Home » Lupus Foundation of America launches new monitoring tool
Lupus Foundation of America launches new monitoring tool
March 20, 2014
The Lupus Foundation of America is funding and leading the development of a first-of-its-kind tool to monitor lupus disease activity called the Rapid Evaluation of Activity in Lupus (LFA-REAL) System. LFA-REAL will address major challenges in lupus treatment and disease management, and has the potential to greatly improve medical care and quality of life for people living with the autoimmune disease.
"One of the biggest problems in patient care is the lack of tools which clinicians can use to make and assess treatment decisions," said Sandra C. Raymond, president and CEO of the Lupus Foundation of America. "The Lupus Foundation of America is developing LFA-REAL in collaboration with a multi-stakeholder group, including doctors, researchers, drug development companies, agencies of the federal government, people with lupus and health insurers. The system will engage patients as partners in their own care, enabling informed shared decisions that can improve health, identify better treatments for each person's unique situation and potentially improve insurance coverage of current and future treatments."
"We are working to solve a real concern in patient care by developing LFA-REAL," said Joan T. Merrill, M.D., head of the Clinical Pharmacology Program at the Oklahoma Medical Research Foundation and medical director for the Lupus Foundation of America. "Physicians in practice are being asked for accurate, validated benchmarks in quality assurance programs and to support insurance justifications for the use of expensive medications. Current tools to assess lupus disease activity are burdensome, unwieldy or are incorrectly performed by people who are not properly trained. The LFA-REAL System offers a solution by giving clinicians a simple but reliable method to quantify the progress of their complicated lupus patients."
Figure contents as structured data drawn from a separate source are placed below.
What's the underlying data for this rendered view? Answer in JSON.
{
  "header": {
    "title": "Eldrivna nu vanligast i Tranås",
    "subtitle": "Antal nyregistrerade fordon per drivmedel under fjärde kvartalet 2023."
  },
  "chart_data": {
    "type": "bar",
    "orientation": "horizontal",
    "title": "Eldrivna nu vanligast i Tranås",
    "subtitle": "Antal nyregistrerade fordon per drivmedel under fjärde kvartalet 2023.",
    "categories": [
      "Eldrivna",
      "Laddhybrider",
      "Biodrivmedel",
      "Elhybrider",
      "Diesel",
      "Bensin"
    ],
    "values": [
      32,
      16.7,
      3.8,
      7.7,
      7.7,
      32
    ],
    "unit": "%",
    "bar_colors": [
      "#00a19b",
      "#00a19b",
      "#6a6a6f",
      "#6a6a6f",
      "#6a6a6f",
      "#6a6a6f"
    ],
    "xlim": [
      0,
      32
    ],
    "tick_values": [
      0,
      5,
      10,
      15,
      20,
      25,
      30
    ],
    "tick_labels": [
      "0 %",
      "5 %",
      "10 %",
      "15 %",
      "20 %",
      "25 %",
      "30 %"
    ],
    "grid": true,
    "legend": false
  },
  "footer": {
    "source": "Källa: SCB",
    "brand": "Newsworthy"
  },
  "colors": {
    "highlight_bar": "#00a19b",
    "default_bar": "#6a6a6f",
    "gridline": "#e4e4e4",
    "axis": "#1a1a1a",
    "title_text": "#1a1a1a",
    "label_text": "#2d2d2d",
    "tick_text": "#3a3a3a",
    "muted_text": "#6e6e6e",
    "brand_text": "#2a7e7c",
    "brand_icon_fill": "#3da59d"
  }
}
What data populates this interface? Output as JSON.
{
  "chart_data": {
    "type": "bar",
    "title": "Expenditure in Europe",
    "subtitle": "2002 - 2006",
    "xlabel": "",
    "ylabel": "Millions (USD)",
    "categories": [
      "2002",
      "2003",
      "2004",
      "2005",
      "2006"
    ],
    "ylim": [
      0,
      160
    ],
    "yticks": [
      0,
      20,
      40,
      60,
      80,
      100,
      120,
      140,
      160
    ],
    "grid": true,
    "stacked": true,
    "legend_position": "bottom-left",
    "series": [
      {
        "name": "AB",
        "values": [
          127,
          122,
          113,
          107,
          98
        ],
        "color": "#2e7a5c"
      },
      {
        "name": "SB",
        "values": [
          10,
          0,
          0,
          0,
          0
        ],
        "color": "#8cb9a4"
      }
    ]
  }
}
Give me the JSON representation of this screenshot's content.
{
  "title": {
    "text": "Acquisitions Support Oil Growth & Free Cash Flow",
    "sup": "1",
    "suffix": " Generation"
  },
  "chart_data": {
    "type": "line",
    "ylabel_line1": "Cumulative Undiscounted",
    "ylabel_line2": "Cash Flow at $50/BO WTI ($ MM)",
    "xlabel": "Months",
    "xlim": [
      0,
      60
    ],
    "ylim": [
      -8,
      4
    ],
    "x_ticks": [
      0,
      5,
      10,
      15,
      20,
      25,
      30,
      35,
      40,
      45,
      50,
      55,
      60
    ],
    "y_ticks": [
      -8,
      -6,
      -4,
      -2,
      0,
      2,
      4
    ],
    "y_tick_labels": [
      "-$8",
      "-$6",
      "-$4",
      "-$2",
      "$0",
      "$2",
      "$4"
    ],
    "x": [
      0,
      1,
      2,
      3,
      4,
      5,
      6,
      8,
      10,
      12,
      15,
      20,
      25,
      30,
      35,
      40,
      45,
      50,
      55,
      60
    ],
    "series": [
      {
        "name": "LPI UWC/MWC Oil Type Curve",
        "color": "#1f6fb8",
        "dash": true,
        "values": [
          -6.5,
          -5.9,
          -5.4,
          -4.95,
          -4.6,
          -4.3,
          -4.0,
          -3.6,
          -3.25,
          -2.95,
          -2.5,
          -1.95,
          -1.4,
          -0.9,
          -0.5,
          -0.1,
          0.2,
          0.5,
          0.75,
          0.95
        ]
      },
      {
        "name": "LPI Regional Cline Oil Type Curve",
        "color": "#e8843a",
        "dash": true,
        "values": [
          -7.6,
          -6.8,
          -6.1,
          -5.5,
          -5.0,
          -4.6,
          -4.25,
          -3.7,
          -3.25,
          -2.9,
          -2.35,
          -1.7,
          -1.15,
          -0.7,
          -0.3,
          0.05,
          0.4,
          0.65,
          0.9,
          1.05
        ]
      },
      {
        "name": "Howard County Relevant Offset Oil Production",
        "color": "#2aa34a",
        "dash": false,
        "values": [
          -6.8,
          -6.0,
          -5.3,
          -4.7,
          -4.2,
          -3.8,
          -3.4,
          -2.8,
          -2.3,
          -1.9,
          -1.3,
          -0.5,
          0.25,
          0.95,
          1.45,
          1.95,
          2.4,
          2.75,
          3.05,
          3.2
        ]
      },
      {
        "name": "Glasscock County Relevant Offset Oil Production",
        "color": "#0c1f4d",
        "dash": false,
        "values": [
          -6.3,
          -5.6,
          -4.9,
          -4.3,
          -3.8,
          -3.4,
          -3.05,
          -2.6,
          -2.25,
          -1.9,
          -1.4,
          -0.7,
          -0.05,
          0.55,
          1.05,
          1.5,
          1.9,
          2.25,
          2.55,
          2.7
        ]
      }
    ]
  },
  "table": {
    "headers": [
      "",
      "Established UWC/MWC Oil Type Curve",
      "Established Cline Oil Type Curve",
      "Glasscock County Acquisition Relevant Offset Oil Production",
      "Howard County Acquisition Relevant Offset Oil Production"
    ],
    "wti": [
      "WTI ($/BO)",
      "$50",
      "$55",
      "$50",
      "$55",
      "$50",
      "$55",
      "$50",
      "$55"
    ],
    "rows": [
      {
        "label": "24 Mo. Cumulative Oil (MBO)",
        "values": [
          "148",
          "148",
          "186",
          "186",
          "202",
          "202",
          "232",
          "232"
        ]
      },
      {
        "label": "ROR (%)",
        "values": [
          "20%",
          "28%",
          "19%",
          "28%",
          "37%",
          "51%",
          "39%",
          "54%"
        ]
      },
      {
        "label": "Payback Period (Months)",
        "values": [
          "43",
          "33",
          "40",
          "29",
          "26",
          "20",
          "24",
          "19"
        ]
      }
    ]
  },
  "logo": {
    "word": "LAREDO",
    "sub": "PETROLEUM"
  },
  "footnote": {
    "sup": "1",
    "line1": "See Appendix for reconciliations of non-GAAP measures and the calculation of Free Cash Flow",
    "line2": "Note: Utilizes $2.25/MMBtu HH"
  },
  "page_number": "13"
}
LFA-REAL will use a series of simple questions to determine a treatment's impact on the patient's health and quality of life. It will be easy to use with web and mobile-based options.
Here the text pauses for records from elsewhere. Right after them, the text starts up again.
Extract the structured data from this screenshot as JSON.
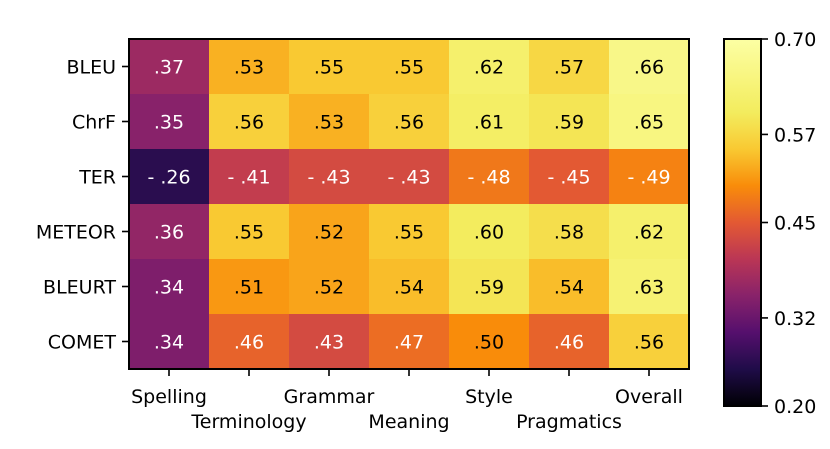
{
  "chart_data": {
    "type": "heatmap",
    "title": "",
    "xlabel": "",
    "ylabel": "",
    "rows": [
      "BLEU",
      "ChrF",
      "TER",
      "METEOR",
      "BLEURT",
      "COMET"
    ],
    "columns": [
      "Spelling",
      "Terminology",
      "Grammar",
      "Meaning",
      "Style",
      "Pragmatics",
      "Overall"
    ],
    "values": [
      [
        0.37,
        0.53,
        0.55,
        0.55,
        0.62,
        0.57,
        0.66
      ],
      [
        0.35,
        0.56,
        0.53,
        0.56,
        0.61,
        0.59,
        0.65
      ],
      [
        0.26,
        0.41,
        0.43,
        0.43,
        0.48,
        0.45,
        0.49
      ],
      [
        0.36,
        0.55,
        0.52,
        0.55,
        0.6,
        0.58,
        0.62
      ],
      [
        0.34,
        0.51,
        0.52,
        0.54,
        0.59,
        0.54,
        0.63
      ],
      [
        0.34,
        0.46,
        0.43,
        0.47,
        0.5,
        0.46,
        0.56
      ]
    ],
    "cell_labels": [
      [
        ".37",
        ".53",
        ".55",
        ".55",
        ".62",
        ".57",
        ".66"
      ],
      [
        ".35",
        ".56",
        ".53",
        ".56",
        ".61",
        ".59",
        ".65"
      ],
      [
        "- .26",
        "- .41",
        "- .43",
        "- .43",
        "- .48",
        "- .45",
        "- .49"
      ],
      [
        ".36",
        ".55",
        ".52",
        ".55",
        ".60",
        ".58",
        ".62"
      ],
      [
        ".34",
        ".51",
        ".52",
        ".54",
        ".59",
        ".54",
        ".63"
      ],
      [
        ".34",
        ".46",
        ".43",
        ".47",
        ".50",
        ".46",
        ".56"
      ]
    ],
    "colormap": "inferno",
    "colorbar": {
      "range": [
        0.2,
        0.7
      ],
      "ticks": [
        0.2,
        0.32,
        0.45,
        0.57,
        0.7
      ],
      "tick_labels": [
        "0.20",
        "0.32",
        "0.45",
        "0.57",
        "0.70"
      ]
    },
    "label_colors": {
      "light": "#ffffff",
      "dark": "#000000"
    },
    "light_label_threshold": 0.5
  }
}
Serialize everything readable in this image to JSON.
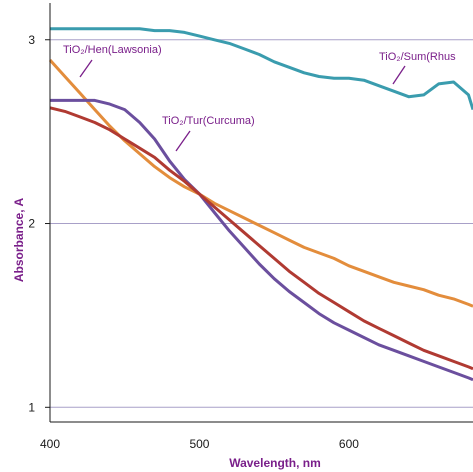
{
  "chart_data": {
    "type": "line",
    "xlabel": "Wavelength, nm",
    "ylabel": "Absorbance, A",
    "xlim": [
      400,
      683
    ],
    "ylim": [
      0.92,
      3.2
    ],
    "x_ticks": [
      "400",
      "500",
      "600"
    ],
    "y_ticks": [
      "1",
      "2",
      "3"
    ],
    "grid": "horizontal",
    "colors": {
      "gridline": "#a8a0c8",
      "axis": "#1a1a1a",
      "annotation": "#7a1f8a",
      "ylabel": "#7a1f8a"
    },
    "annotations": [
      {
        "text": "TiO₂/Hen(Lawsonia)",
        "series": "TiO2/Hen(Lawsonia)",
        "x": 420,
        "y": 2.79
      },
      {
        "text": "TiO₂/Tur(Curcuma)",
        "series": "TiO2/Tur(Curcuma)",
        "x": 487,
        "y": 2.42
      },
      {
        "text": "TiO₂/Sum(Rhus",
        "series": "TiO2/Sum(Rhus)",
        "x": 651,
        "y": 2.82
      }
    ],
    "series": [
      {
        "name": "TiO2/Sum(Rhus)",
        "color": "#3a9cae",
        "x": [
          400,
          410,
          420,
          430,
          440,
          450,
          460,
          470,
          480,
          490,
          500,
          510,
          520,
          530,
          540,
          550,
          560,
          570,
          580,
          590,
          600,
          610,
          620,
          630,
          640,
          650,
          660,
          670,
          680,
          683
        ],
        "y": [
          3.06,
          3.06,
          3.06,
          3.06,
          3.06,
          3.06,
          3.06,
          3.05,
          3.05,
          3.04,
          3.02,
          3.0,
          2.98,
          2.95,
          2.92,
          2.88,
          2.85,
          2.82,
          2.8,
          2.79,
          2.79,
          2.78,
          2.75,
          2.72,
          2.69,
          2.7,
          2.76,
          2.77,
          2.7,
          2.62
        ]
      },
      {
        "name": "TiO2/Hen(Lawsonia)",
        "color": "#e38d3c",
        "x": [
          400,
          410,
          420,
          430,
          440,
          450,
          460,
          470,
          480,
          490,
          500,
          510,
          520,
          530,
          540,
          550,
          560,
          570,
          580,
          590,
          600,
          610,
          620,
          630,
          640,
          650,
          660,
          670,
          680,
          683
        ],
        "y": [
          2.89,
          2.8,
          2.71,
          2.62,
          2.53,
          2.45,
          2.38,
          2.31,
          2.25,
          2.2,
          2.16,
          2.11,
          2.07,
          2.03,
          1.99,
          1.95,
          1.91,
          1.87,
          1.84,
          1.81,
          1.77,
          1.74,
          1.71,
          1.68,
          1.66,
          1.64,
          1.61,
          1.59,
          1.56,
          1.55
        ]
      },
      {
        "name": "TiO2/Tur(Curcuma)",
        "color": "#6b4f9e",
        "x": [
          400,
          410,
          420,
          430,
          440,
          450,
          460,
          470,
          480,
          490,
          500,
          510,
          520,
          530,
          540,
          550,
          560,
          570,
          580,
          590,
          600,
          610,
          620,
          630,
          640,
          650,
          660,
          670,
          680,
          683
        ],
        "y": [
          2.67,
          2.67,
          2.67,
          2.67,
          2.65,
          2.62,
          2.55,
          2.46,
          2.34,
          2.24,
          2.16,
          2.06,
          1.96,
          1.87,
          1.78,
          1.7,
          1.63,
          1.57,
          1.51,
          1.46,
          1.42,
          1.38,
          1.34,
          1.31,
          1.28,
          1.25,
          1.22,
          1.19,
          1.16,
          1.15
        ]
      },
      {
        "name": "TiO2/Tur(Curcuma) red",
        "color": "#b03a32",
        "x": [
          400,
          410,
          420,
          430,
          440,
          450,
          460,
          470,
          480,
          490,
          500,
          510,
          520,
          530,
          540,
          550,
          560,
          570,
          580,
          590,
          600,
          610,
          620,
          630,
          640,
          650,
          660,
          670,
          680,
          683
        ],
        "y": [
          2.63,
          2.61,
          2.58,
          2.55,
          2.51,
          2.46,
          2.41,
          2.36,
          2.29,
          2.23,
          2.16,
          2.09,
          2.02,
          1.95,
          1.88,
          1.81,
          1.74,
          1.68,
          1.62,
          1.57,
          1.52,
          1.47,
          1.43,
          1.39,
          1.35,
          1.31,
          1.28,
          1.25,
          1.22,
          1.21
        ]
      }
    ]
  }
}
The concerns addressed by LFA-REAL go beyond the clinic and also tackle barriers in the development of new lupus treatments. People with lupus need an arsenal of targeted, safe and more tolerable therapies to bring the disease under control and greatly improve their quality of life. LFA-REAL has the potential to provide important data that could simplify the process of approving new lupus therapies.
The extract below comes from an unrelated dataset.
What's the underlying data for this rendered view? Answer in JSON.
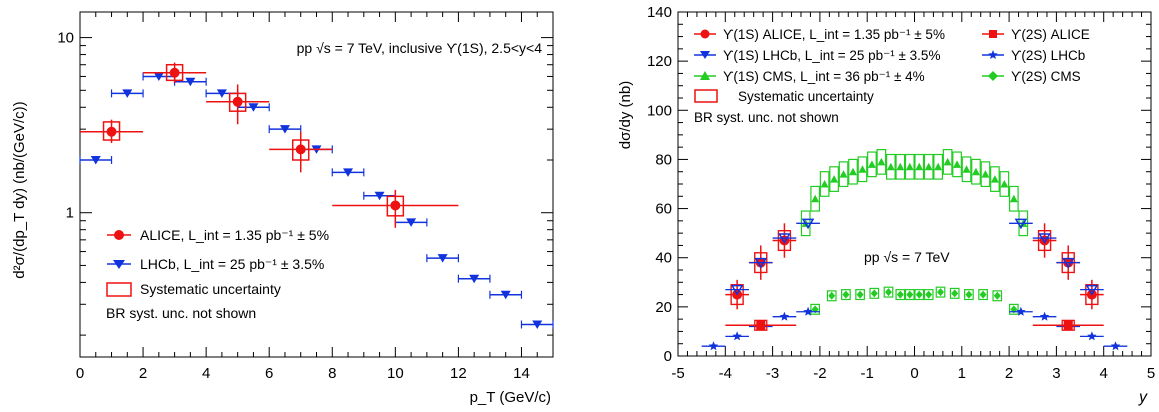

Furthermore, in an environment where insurance companies are critically looking at the value and cost of care, LFA-REAL can offer information that will support insurance coverage for current and new treatments.
"The increased focus on cost control has led many health insurers to mandate that doctors provide solid evidence that a drug will provide real benefit to a patient and demonstrate an effective use of health care dollars," said Raymond. "This requirement already is creating a challenge for many healthcare providers who feel they are not properly equipped to accurately respond to this request using tools currently available. LFA-REAL will be a simple method that can show health insurers these new treatments are cost effective at managing lupus."
Over the next three years, the foundation will lead a multi-stakeholder group to develop and test the tool at multiple clinics across the country.